O exílio e morte de José Bonifácio de Andrada e Silva (1823-1833)

Em novembro de 1823, para ser dissolvida a Assembléia, foi preso junto com os outros membros da oposição. Ele foi exilado na Espanha e depois se estabeleceu na França, principalmente em Talence, a poucos quilômetros de Bordeaux. Ele então se dedicou à literatura, que foi sua primeira vocação juvenil. Em 1825 publicou seu primeiro livro de poesia, poemas avulsas de Américo Elísio (volume Américo Elísio rasgado), volume que foi estendido com alguns poemas antes de sua reedição; sob pseudônimo Ele também traduziu obras de poetas gregos e romanos (Hesíodo, Píndaro, Virgílio).
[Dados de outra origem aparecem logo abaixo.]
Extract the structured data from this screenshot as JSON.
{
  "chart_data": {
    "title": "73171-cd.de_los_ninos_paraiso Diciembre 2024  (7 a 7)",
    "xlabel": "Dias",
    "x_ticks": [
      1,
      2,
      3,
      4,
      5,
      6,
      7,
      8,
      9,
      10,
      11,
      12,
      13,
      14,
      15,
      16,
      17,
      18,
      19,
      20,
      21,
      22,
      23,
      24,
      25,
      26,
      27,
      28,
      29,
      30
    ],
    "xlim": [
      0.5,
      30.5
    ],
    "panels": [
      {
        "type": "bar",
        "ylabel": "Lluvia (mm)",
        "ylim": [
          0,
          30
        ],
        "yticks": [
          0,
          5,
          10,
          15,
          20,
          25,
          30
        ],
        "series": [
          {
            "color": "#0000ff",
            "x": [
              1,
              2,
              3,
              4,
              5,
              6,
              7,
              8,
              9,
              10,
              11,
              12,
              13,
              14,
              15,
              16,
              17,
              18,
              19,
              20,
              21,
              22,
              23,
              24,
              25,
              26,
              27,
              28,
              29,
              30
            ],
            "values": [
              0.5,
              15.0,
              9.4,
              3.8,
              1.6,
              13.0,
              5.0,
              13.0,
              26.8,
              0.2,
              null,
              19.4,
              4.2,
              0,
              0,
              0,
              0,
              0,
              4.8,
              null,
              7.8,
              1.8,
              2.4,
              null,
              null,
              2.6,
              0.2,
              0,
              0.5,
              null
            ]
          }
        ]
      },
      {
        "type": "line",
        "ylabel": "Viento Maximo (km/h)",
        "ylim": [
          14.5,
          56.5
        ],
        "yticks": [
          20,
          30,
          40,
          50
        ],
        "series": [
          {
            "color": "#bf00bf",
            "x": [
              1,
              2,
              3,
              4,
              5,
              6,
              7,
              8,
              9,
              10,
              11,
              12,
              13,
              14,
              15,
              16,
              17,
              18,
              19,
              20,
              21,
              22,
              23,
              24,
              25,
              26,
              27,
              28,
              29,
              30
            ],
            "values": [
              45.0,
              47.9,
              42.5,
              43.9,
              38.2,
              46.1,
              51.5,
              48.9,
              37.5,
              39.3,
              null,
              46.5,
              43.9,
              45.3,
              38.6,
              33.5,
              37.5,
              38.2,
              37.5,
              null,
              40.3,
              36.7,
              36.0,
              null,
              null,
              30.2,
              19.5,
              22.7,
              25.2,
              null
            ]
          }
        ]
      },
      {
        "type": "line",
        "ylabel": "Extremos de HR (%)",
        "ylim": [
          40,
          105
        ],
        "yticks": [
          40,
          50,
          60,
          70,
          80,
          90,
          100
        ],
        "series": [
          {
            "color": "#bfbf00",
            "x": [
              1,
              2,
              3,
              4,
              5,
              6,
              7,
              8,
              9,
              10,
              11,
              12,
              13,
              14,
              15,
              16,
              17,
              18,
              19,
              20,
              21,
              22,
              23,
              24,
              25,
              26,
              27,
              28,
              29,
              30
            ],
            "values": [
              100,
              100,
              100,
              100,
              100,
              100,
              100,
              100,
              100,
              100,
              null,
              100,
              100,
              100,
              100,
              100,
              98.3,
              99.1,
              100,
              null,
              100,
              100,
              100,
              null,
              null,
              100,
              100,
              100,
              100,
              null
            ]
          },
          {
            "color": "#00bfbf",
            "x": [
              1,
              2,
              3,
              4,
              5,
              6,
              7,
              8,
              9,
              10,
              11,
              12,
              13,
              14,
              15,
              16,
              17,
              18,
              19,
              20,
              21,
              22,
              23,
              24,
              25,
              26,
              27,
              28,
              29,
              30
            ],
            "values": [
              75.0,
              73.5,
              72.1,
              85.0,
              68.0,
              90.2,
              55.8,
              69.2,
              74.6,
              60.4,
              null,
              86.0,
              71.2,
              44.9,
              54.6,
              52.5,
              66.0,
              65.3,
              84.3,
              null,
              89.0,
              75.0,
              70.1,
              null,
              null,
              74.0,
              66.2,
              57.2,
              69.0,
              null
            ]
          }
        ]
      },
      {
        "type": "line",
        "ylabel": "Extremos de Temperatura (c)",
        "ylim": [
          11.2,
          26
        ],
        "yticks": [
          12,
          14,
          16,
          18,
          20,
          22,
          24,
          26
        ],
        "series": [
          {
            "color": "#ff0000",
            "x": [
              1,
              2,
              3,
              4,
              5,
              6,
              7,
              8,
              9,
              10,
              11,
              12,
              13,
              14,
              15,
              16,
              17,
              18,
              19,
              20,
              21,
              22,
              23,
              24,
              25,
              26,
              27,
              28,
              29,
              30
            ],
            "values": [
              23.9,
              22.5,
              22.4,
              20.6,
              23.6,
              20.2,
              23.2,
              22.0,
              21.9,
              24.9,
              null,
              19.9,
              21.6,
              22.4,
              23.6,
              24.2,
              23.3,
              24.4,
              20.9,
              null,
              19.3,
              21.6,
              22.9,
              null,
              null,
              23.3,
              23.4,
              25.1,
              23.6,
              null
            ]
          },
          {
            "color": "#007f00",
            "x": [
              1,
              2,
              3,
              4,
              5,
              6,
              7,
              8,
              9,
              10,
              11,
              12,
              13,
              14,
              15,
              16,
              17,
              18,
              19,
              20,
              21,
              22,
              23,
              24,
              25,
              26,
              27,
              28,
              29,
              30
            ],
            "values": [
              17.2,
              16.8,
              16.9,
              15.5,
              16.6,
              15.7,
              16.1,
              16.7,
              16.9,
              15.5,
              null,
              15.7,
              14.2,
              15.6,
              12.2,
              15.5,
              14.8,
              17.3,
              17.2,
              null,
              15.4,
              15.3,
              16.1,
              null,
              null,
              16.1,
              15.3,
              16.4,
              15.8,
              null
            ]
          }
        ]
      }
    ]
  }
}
Quase seis anos depois, em 1829, pôde retornar ao Brasil e estabelecer-se na Ilha de Paquetá, na Baía do Rio de Janeiro. Mas sua vontade não era de se engajar em novas firmas políticas, ao abdicar Pedro I (1831) foi nomeado pelo próprio imperador tutor do novo monarca, Pedro II, que então tinha apenas cinco anos de idade. Não poderia desempenhar este papel com confiança: em 1832, a sua demissão, que o Senado não aceitou; mas no ano seguinte, Andrada e Silva foi removido dessa função e preso em sua própria residência sob a acusação de subversão. Ele tinha setenta anos, mas ele reagiu com força de tais alegações; em 1835, ele se recusou a comparecer perante a Corte (explicando as razões do juiz por carta), decisão que foi declarada rebelde. Finalmente, ele foi absolvido em 14 de março daquele ano. Não muito depois, em 1838, ele morreu em sua casa em Paquetá setenta e cinco anos de idade.

O legado de José Bonifácio de Andrada e Silva

José Bonifácio de Andrada e Silva, chamou o Patriarca da Independência foi reconhecido como “referência fundamental” na formação da nacionalidade brasileira. Depois de dois séculos, as preocupações de José Bonifácio, suas ideias e seus projetos políticos permanecem atuais.

Ele foi o primeiro político a se preocupar com a questão ambiental e com a utilização racional do solo. Isso em 1823, quando já previa que o desmatamento em encostas afetaria o clima e a vida nas cidades – lembrou.

José Bonifácio desempenhou um papel fundamental em todo o processo de independência e seu trabalho “visionário” na Assembleia Nacional Constituinte do Império, quando defendeu a reforma agrária, a educação básica e a proteção dos índios, além de propor a emancipação gradual dos escravos.

José Bonifácio é a marca fundamental do nascimento de um Brasil independente. Sua visão estratégica nos garantiu a oportunidade de iniciarmos um novo destino para o nosso país. Essa sintonia com a nova ordem, com as ruas, com a mudança, é, sem dúvida, um dos maiores legados de José Bonifácio, sobre o qual devemos refletir diariamente.